Azerbaycan Devlet Başkanı İlham Aliyev, Türkiye ve Rusya’nın Karabağ sorununun çözümünde mutlaka yer alması gereken iki güç olduğunu söyledi. Aliyev, Karabağ’daki çatışmaların sona ermesi ardından müzakere masasına oturmaya hazır olduklarını, ancak bir sonuç almadan bu masadan kalmak istemediklerini vurguladı.
Azerbaycan lideri Aliyev, Rus Pervıy Kanal televizyonuna demecinde, “Her ikisi de büyük güç olan Rusya ile Türkiye arasındaki işbirliği, Türkiye’nin, onu daima bir şeylerle suçlayan ve kendisi gibi NATO üyesi olan diğer ülkelerle işbirliğine kıyasla çok daha samimi, güçlü ve etkili” dedi.
Aliyev, “Bunlar yeni siyasi realiteler. 1992’de durum böyle değildi, dünya o günden bu güne değişti ve halen gözlerimizin önünde değişmekte. Kendimize çıkış noktası olarak dogmaları değil, bu yeni realiteleri almalıyız” diye ekledi.
Azerbaycan Devlet Başkanı ayrıca Karabağ sorunu konusunda Ermenistan lideri Nikol Paşinyan’ın dünya liderlerinin gözündeki inandırıcılığını kaybettiğini savundu ve ekledi:
“Sorunun aktif hale geldiği ve gördüğüm kadarıyla Ermenistan Başbakanı’nın telefon aramalarıyla dünya liderlerinin burnundan getirdiği bu dönemde çözüm potansiyeline kimin sahip olduğu açıkla görülebiliyor. Çözebilme potansiyeli olanlar, Azerbaycan’ın, adaletlerine ve samimiliklerine saygı duydukları uzun vadeli barışın garantörleri olmalı. Bunlar arasında Türkiye ve Rusya’yı görüyoruz.”

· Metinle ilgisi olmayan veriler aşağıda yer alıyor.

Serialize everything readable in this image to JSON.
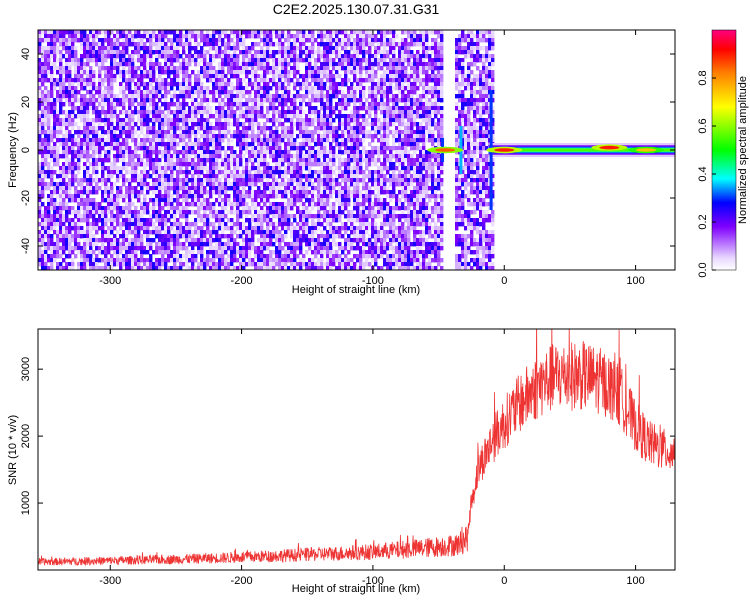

‘Çatışmalar bittikten sonra müzakere masasına döneceğiz’
“Askeri çarpışmalar bittiğinde tabii ki müzakere masasına geri döneceğiz. Azerbaycan askeri eylemlerin başlamasından bu yana müzakere sürecinden ayılmayacağını söylüyor” diyen Aliyev, “Siyasi çözümden medet umuyoruz, fakat artık çözüm olmalı. 30 sene daha oturup Ermenistan’ın ikna edilmesini bekleyemeyiz” vurgusunu yaptı.
‘Karabağ için mevcut arabuluculuk misyonunun herhangi bir sonuca ulaşamadığını hesaba katarsak…’
Azerbaycan lideri şöyle devam etti:“Türkiye’nin bir büyük güç olarak, Güney Kafkasya’nın komşusu olarak tabii ki de çatışmalar sona erince yapılacak arabuluculuk misyonunda yer almaya tamamen hakkı var. Şimdiki arabuluculuk misyonunun son 28 sene içerisinde herhangi bir sonuca ulaşmadığını da hesaba katarsak duruma pragmatik bakmamız gerektiğine inanıyoruz. Gerilimin azalması, kalıcı bir barış sağlanması için bölgedeki olaylara kim gerçekten olumlu bir etkide bulunabilir? Bana göre tabii ki de en başta Türkiye ve Rusya.”